Below is an example snippet taken from the documentation. Written in YAML, it’s a partial example of running a cluster of a BareMetalHost resource.
apiVersion: metal3.io/v1alpha1
kind: BareMetalHost
metadata:
creationTimestamp: "2019-09-20T06:33:35Z"
finalizers:
- baremetalhost.metal3.io
generation: 2
name: bmo-controlplane-0
namespace: bmo-project
resourceVersion: "22642"
selfLink: /apis/metal3.io/v1alpha1/namespaces/bmo-project/baremetalhosts/bmo-controlplane-0
uid: 92b2f77a-db70-11e9-9db1-525400764849
spec:
bmc:
address: ipmi://10.10.57.19
credentialsName: bmo-controlplane-0-bmc-secret
bootMACAddress: 98:03:9b:61:80:48
consumerRef:
apiVersion: machine.openshift.io/v1beta1
kind: Machine
name: bmo-controlplane-0
namespace: bmo-project
externallyProvisioned: true
hardwareProfile: default
…
New features include pivoting as part of the CI workflow, which enables the movement of objects between clusters. At the time of writing, Metal3.io is a sandbox project within the CNCF.
OpenYurt
Extend K8s to the edge
OpenYurt is another tool to consider if you’re looking to bring cloud-native infrastructure like Kubernetes to the edge. It’s quite an extensible framework to bring cloud-native capabilities, such as elasticity, high availability, logging and DevOps into edge environments.
For example, OpenYurt provides self-healing capabilities so if a node connection goes offline, it can sync automatically once the connection is reinstated. It provides this and many more capabilities for edge service orchestration and leaf device management.
Many companies have used OpenYurt to extend native Kubernetes experience to edge environments across logistics, transportation, IoT, CDN, retail and manufacturing spaces. At the time of writing, OpenYurt is a sandbox project within the CNCF.
SuperEdge
Container management for edge computing
SuperEdge is yet another framework to extend Kubernetes to edge environments. Its core features set includes components like edge-health
, which runs on end nodes to detect their health. There’s also lite-apiserver
, a lightweight version of the Kubernetes API server that provides caching, authentication capabilities.

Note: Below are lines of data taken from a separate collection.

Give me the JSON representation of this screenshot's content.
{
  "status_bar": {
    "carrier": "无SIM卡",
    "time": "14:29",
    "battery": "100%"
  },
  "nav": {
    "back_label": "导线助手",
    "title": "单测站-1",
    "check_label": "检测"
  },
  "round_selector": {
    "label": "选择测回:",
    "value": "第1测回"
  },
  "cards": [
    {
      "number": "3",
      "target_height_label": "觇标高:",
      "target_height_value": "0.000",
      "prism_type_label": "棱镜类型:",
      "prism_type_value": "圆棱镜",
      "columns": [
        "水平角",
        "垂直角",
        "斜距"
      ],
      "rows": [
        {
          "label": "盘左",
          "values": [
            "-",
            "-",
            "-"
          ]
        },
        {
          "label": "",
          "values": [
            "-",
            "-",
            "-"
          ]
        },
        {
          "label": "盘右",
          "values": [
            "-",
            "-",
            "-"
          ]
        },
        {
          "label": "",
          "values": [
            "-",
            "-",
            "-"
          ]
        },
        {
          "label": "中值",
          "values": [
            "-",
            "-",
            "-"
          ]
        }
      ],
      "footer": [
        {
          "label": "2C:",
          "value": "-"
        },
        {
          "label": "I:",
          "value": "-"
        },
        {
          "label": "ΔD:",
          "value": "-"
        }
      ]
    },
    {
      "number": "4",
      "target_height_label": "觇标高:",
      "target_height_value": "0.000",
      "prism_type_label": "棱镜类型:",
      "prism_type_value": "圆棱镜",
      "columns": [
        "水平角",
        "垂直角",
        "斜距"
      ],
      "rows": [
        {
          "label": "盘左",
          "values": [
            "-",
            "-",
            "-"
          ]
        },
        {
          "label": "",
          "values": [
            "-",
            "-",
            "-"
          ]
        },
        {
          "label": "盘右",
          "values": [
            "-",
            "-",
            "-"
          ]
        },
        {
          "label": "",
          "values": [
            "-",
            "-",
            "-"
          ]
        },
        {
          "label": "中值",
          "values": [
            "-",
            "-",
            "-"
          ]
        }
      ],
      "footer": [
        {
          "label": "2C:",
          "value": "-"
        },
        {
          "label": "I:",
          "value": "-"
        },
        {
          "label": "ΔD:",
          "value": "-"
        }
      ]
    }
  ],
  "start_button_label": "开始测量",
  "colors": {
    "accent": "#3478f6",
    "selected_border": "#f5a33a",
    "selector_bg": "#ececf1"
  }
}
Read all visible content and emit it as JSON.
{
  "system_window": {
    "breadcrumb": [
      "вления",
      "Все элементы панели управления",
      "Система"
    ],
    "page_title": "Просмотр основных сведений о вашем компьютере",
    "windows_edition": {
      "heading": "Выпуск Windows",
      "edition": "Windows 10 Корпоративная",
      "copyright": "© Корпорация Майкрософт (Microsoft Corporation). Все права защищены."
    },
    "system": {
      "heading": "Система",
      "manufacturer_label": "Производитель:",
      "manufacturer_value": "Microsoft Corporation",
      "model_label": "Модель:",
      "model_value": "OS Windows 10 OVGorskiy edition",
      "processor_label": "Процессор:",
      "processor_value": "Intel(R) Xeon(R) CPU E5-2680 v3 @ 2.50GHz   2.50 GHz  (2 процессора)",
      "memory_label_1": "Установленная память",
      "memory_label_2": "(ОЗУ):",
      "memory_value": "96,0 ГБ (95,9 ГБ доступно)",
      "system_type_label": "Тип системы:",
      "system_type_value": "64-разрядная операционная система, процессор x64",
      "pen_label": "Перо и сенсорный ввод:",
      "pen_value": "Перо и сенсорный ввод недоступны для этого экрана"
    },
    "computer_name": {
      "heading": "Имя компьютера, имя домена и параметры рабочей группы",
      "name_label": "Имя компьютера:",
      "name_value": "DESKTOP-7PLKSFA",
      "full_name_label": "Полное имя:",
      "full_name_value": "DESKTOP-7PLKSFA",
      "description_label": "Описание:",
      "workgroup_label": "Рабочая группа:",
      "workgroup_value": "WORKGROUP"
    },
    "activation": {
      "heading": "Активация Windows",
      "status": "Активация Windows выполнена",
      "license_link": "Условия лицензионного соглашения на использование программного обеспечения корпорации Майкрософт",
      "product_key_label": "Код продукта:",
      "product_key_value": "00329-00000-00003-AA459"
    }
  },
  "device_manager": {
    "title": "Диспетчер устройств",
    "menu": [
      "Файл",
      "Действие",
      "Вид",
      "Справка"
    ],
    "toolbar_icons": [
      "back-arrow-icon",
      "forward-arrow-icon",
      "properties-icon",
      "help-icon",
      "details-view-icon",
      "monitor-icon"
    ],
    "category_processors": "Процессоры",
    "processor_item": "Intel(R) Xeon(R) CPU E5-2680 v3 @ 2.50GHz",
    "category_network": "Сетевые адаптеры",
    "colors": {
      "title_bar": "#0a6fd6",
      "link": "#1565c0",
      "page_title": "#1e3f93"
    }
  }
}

SuperEdge also uses a network tunnel to proxy requests between the cloud and the edge. By utilizing these proxies, the project bills itself as a non-intrusive tool for configuring edge devices. SuperEdge was created by Tencent cloud and is now a CNCF sandbox project.
Tinkerbell
A workflow engine for provisioning bare metal
Another utility designed to help provision bare metal is Tinkerbell, the open source bare metal provisioning engine maintained by Equinix. It’s comprised of five key microservices: A network server, a metadata service, an operating system installation environment and a workflow engine. The workflow engine, called Tink, is the main provisioning engine that communicates using gRPC and offers a CLI for developers to work with.
Tinkerbell is generic enough to work with any operating system and provides declarative APIs to programmatically control automation. And since Tinkerbell is supported by Equinix Metal, you can pretty much guarantee that the project will be actively maintained well into the future. Tinkerbell is a CNCF sandbox project. For more information, you can check out the docs here.
Final Thoughts
As you’ll notice, many of these tools can be run on Kubernetes, enabling you to manage your infrastructure in the same way you manage your applications. Since we’ve already seen so much investment into cloud configuration, much of the new development in this area is around configuring for alternative scenarios, like bare metal, edge and IoT.
The Cloud Native Computing Foundation (CNCF) has become a hub of excellent tools to support operations across the cloud-native stack. And outside of configuration, there are plenty of packages for service proxies, persistent storage, scheduling, CI/CD, and more.